Probably, right?  But if you lived it perhaps you know how hard it is to get over yourself and the whole high school experience.  It was all just so…..HIGH SCHOOL.

The last time I saw someone I went to high school with my sister had to point out the fact to me since I didn’t recognize her. Quite possibly there have been lots of other chance encounters of fellow students and I’ve been blissfully oblivious.  There’s really no one I’ve kept in touch with from that time in my life, except for one person who found me on facebook, and sporadic Christmas cards from someone else, and of course those rare chance encounters where somebody has to give me a hard nudge with her elbow to make me pay attention and figure out where I’ve seen that guy before.

We had gone to the hospital in my home town to visit my dad following his stroke.  A little dark-haired nurse came in and fussed over him for a bit and my sister said a few things to her.  Then she said to me, do you remember Cathy P, who used to be Cathy C.?  And suddenly the face was familiar – the cute little cheerleader years later in a nurse’s uniform!  No doubt what flashed through her mind might have been – huh – the prom queen gone to fat and wrinkles!  But we smiled and said hello and how are you and it’s been so long, and it’s so nice to see you again….all the right things, whether sincere or not really makes no difference.

Later my sister told me that Cathy had married her high school sweetheart.  And that he had died a few years ago, and she had been completely devastated for a long time. He was the love of her life and she said after he was gone that even if she’d known of this eventual outcome she loved him so much she would do it all over again. Hearing this put everything in a completely different perspective for me.  We are not who we were in high school.  People become wives and mothers and widows and dedicated nurses who fuss over our sick fathers.  Our lives may be vaguely shaped by those school years but in the big picture they’re just a short little spurt of growing up time preparing us for whatever comes next.

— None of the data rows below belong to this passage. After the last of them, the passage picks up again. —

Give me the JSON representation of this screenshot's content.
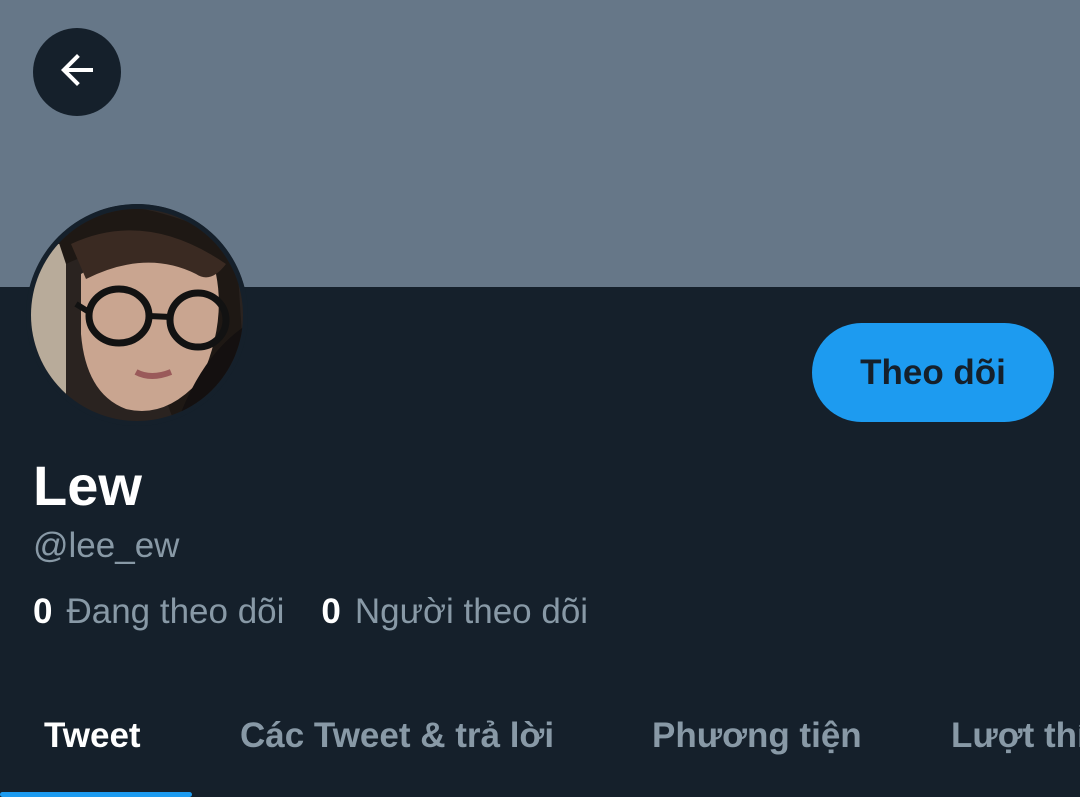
{
  "header": {
    "banner_color": "#667788",
    "back_icon": "arrow-left-icon"
  },
  "profile": {
    "avatar": "profile-photo",
    "display_name": "Lew",
    "handle": "@lee_ew",
    "follow_label": "Theo dõi",
    "following_count": "0",
    "following_label": "Đang theo dõi",
    "followers_count": "0",
    "followers_label": "Người theo dõi"
  },
  "tabs": [
    {
      "label": "Tweet",
      "active": true
    },
    {
      "label": "Các Tweet & trả lời",
      "active": false
    },
    {
      "label": "Phương tiện",
      "active": false
    },
    {
      "label": "Lượt thích",
      "active": false
    }
  ],
  "colors": {
    "background": "#15202b",
    "accent": "#1d9bf0",
    "secondary_text": "#8899a6",
    "primary_text": "#ffffff"
  }
}
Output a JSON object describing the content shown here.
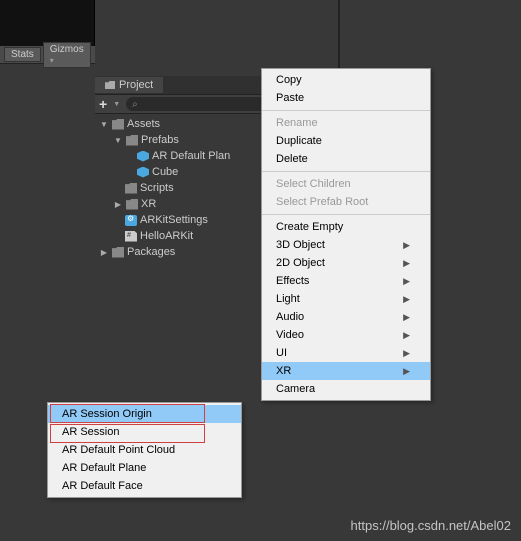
{
  "toolbar": {
    "stats": "Stats",
    "gizmos": "Gizmos"
  },
  "project": {
    "tab": "Project",
    "tree": {
      "assets": "Assets",
      "prefabs": "Prefabs",
      "ar_default_plan": "AR Default Plan",
      "cube": "Cube",
      "scripts": "Scripts",
      "xr": "XR",
      "arkitsettings": "ARKitSettings",
      "helloarkit": "HelloARKit",
      "packages": "Packages"
    }
  },
  "menu": {
    "copy": "Copy",
    "paste": "Paste",
    "rename": "Rename",
    "duplicate": "Duplicate",
    "delete": "Delete",
    "select_children": "Select Children",
    "select_prefab_root": "Select Prefab Root",
    "create_empty": "Create Empty",
    "3d_object": "3D Object",
    "2d_object": "2D Object",
    "effects": "Effects",
    "light": "Light",
    "audio": "Audio",
    "video": "Video",
    "ui": "UI",
    "xr": "XR",
    "camera": "Camera"
  },
  "submenu": {
    "ar_session_origin": "AR Session Origin",
    "ar_session": "AR Session",
    "ar_default_point_cloud": "AR Default Point Cloud",
    "ar_default_plane": "AR Default Plane",
    "ar_default_face": "AR Default Face"
  },
  "watermark": "https://blog.csdn.net/Abel02"
}
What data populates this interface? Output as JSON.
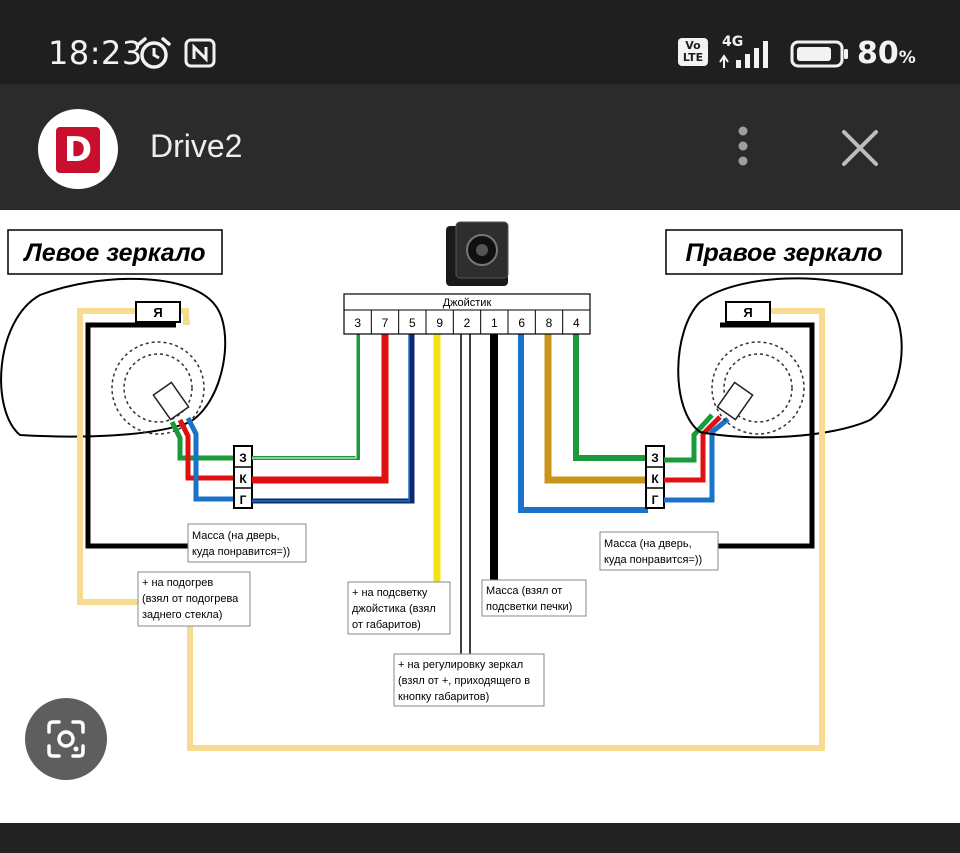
{
  "status_bar": {
    "time": "18:23",
    "battery_percent": "80",
    "battery_unit": "%",
    "network": "4G",
    "volte_top": "Vo",
    "volte_bottom": "LTE"
  },
  "app_bar": {
    "logo_letter": "D",
    "title": "Drive2"
  },
  "diagram": {
    "left_mirror_title": "Левое зеркало",
    "right_mirror_title": "Правое зеркало",
    "joystick_label": "Джойстик",
    "pins": [
      "3",
      "7",
      "5",
      "9",
      "2",
      "1",
      "6",
      "8",
      "4"
    ],
    "connector_left": {
      "top": "Я",
      "pins": [
        "З",
        "К",
        "Г"
      ]
    },
    "connector_right": {
      "top": "Я",
      "pins": [
        "З",
        "К",
        "Г"
      ]
    },
    "notes": {
      "left_ground": [
        "Масса (на дверь,",
        "куда понравится=))"
      ],
      "right_ground": [
        "Масса (на дверь,",
        "куда понравится=))"
      ],
      "heating": [
        "+ на подогрев",
        "(взял от подогрева",
        "заднего стекла)"
      ],
      "backlight": [
        "+ на подсветку",
        "джойстика (взял",
        "от габаритов)"
      ],
      "ground_center": [
        "Масса (взял от",
        "подсветки печки)"
      ],
      "adjust": [
        "+ на регулировку зеркал",
        "(взял от +, приходящего в",
        "кнопку габаритов)"
      ]
    },
    "wire_colors": {
      "green": "#1a9a3a",
      "red": "#e01010",
      "blue": "#1a73c8",
      "navy": "#0e2a6b",
      "yellow": "#f5e11a",
      "black": "#000000",
      "gold": "#c8951a",
      "cream": "#f7dc8f"
    }
  }
}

We give it such excessive and boundless importance while we’re living it – the relationships and the friendships and the angst ridden search for who we are and how we want to be regarded.  And then we graduate and go off in a myriad of different directions on various divergent and dissimilar paths and what people think of us becomes nothing at all compared to how we feel about ourselves.

So, old high school people from my past, if we should happen to meet and look each other in the face and have no clue whatsoever why we look familiar to each other for some obscure reason – I hope you have had a wonderful life.  I hope you have known joy and contentment and love.  I hope that whatever pain and sadness you’ve had in your life has made you stronger and that you are at peace with the world.  That’s really what I mean when I’m saying hello, how are you, nice to see you again.